With awk I preallocate my final array, and reading dataset/*
folder I populate its content.
I've figured out that my bottleneck came from iterating on dataset folder by awk input (10 files with 16.000.000 lines each).

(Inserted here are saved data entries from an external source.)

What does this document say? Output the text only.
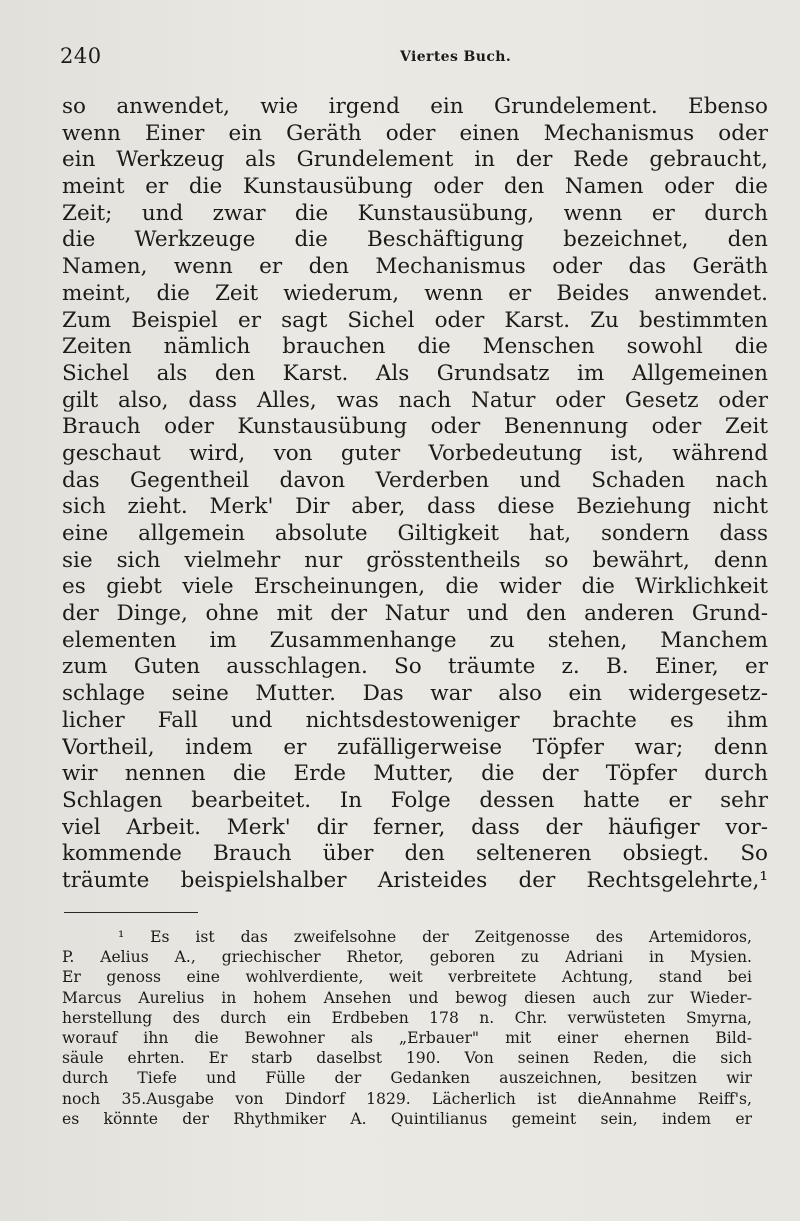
240	Viertes Buch.
so anwendet, wie irgend ein Grundelement. Ebenso
wenn Einer ein Geräth oder einen Mechanismus oder
ein Werkzeug als Grundelement in der Rede gebraucht,
meint er die Kunstausübung oder den Namen oder die
Zeit; und zwar die Kunstausübung, wenn er durch
die Werkzeuge die Beschäftigung bezeichnet, den
Namen, wenn er den Mechanismus oder das Geräth
meint, die Zeit wiederum, wenn er Beides anwendet.
Zum Beispiel er sagt Sichel oder Karst. Zu bestimmten
Zeiten nämlich brauchen die Menschen sowohl die
Sichel als den Karst. Als Grundsatz im Allgemeinen
gilt also, dass Alles, was nach Natur oder Gesetz oder
Brauch oder Kunstausübung oder Benennung oder Zeit
geschaut wird, von guter Vorbedeutung ist, während
das Gegentheil davon Verderben und Schaden nach
sich zieht. Merk' Dir aber, dass diese Beziehung nicht
eine allgemein absolute Giltigkeit hat, sondern dass
sie sich vielmehr nur grösstentheils so bewährt, denn
es giebt viele Erscheinungen, die wider die Wirklichkeit
der Dinge, ohne mit der Natur und den anderen Grund-
elementen im Zusammenhange zu stehen, Manchem
zum Guten ausschlagen. So träumte z. B. Einer, er
schlage seine Mutter. Das war also ein widergesetz-
licher Fall und nichtsdestoweniger brachte es ihm
Vortheil, indem er zufälligerweise Töpfer war; denn
wir nennen die Erde Mutter, die der Töpfer durch
Schlagen bearbeitet. In Folge dessen hatte er sehr
viel Arbeit. Merk' dir ferner, dass der häufiger vor-
kommende Brauch über den selteneren obsiegt. So
träumte beispielshalber Aristeides der Rechtsgelehrte,¹
¹ Es ist das zweifelsohne der Zeitgenosse des Artemidoros,
P. Aelius A., griechischer Rhetor, geboren zu Adriani in Mysien.
Er genoss eine wohlverdiente, weit verbreitete Achtung, stand bei
Marcus Aurelius in hohem Ansehen und bewog diesen auch zur Wieder-
herstellung des durch ein Erdbeben 178 n. Chr. verwüsteten Smyrna,
worauf ihn die Bewohner als „Erbauer" mit einer ehernen Bild-
säule ehrten. Er starb daselbst 190. Von seinen Reden, die sich
durch Tiefe und Fülle der Gedanken auszeichnen, besitzen wir
noch 35.Ausgabe von Dindorf 1829. Lächerlich ist dieAnnahme Reiff's,
es könnte der Rhythmiker A. Quintilianus gemeint sein, indem er
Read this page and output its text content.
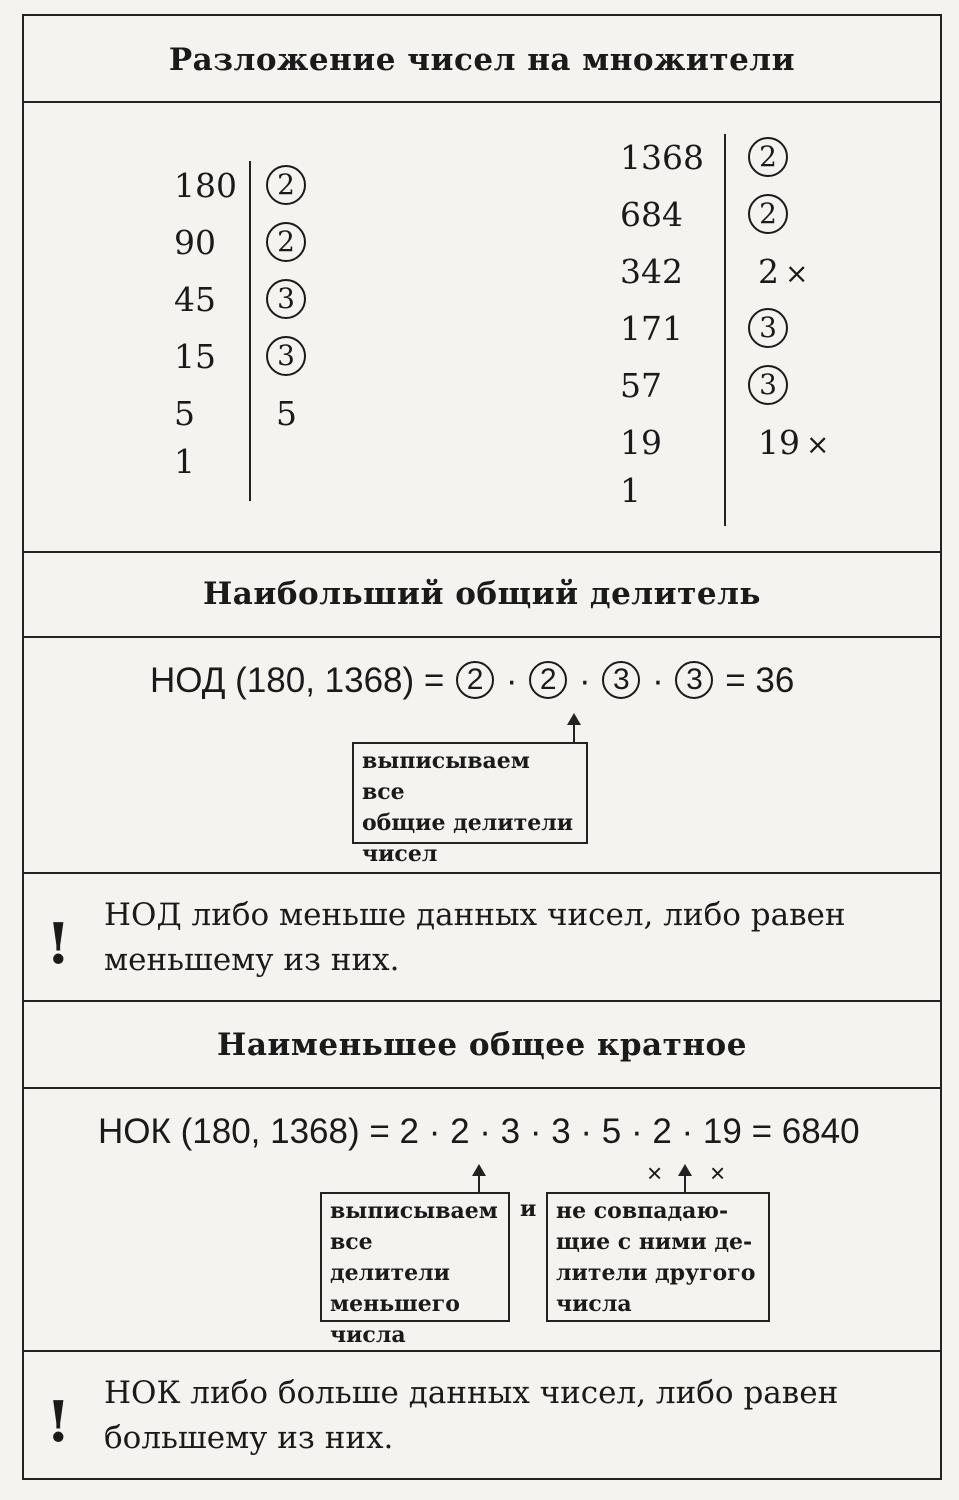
Разложение чисел на множители
180
90
45
15
5
1
2
2
3
3
5
1368
684
342
171
57
19
1
2
2
2 ×
3
3
19 ×
Наибольший общий делитель
НОД (180, 1368) = 2 · 2 · 3 · 3 = 36
выписываем все
общие делители
чисел
! НОД либо меньше данных чисел, либо равен
меньшему из них.
Наименьшее общее кратное
НОК (180, 1368) = 2 · 2 · 3 · 3 · 5 · 2 · 19 = 6840
× ×
выписываем
все делители
меньшего
числа
и не совпадаю-
щие с ними де-
лители другого
числа
! НОК либо больше данных чисел, либо равен
большему из них.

Everything is working on a small set of data, but with real data, RAM (30GB) congested. Does anyone have any suggestions or advices? Thank you.
推荐答案
$ cat tst.awk
{
key = $1" "$2
keys[key]
val[key,ARGIND] = $3
}
END {
for (key in keys) {
sum = 0
printf "%s", key
for (fileNr=1;fileNr<=ARGIND;fileNr++) {
printf "%s%s", OFS, val[key,fileNr]+0
sum += val[key,fileNr]
}
print sum
}
}
$ awk -f tst.awk file1 file2 file3
en sample_4 0 0 2020
en.n sample_2 10 0 1020
en sample_1 200 10 1211
en sample_3 10 67 077
上面的代码将GNU awk用于ARGIND,而其他awks只需在开始处添加一行 FNR == 1 {ARGIND ++}
.如有必要,将输出通过管道传递到 sort
.
The above uses GNU awk for ARGIND, with other awks just add a line FNR==1{ARGIND++}
at the start. Pipe the output to sort
if necessary.
这篇关于使用awk处理多个文件的文章就介绍到这了,希望我们推荐的答案对大家有所帮助,也希望大家多多支持IT屋!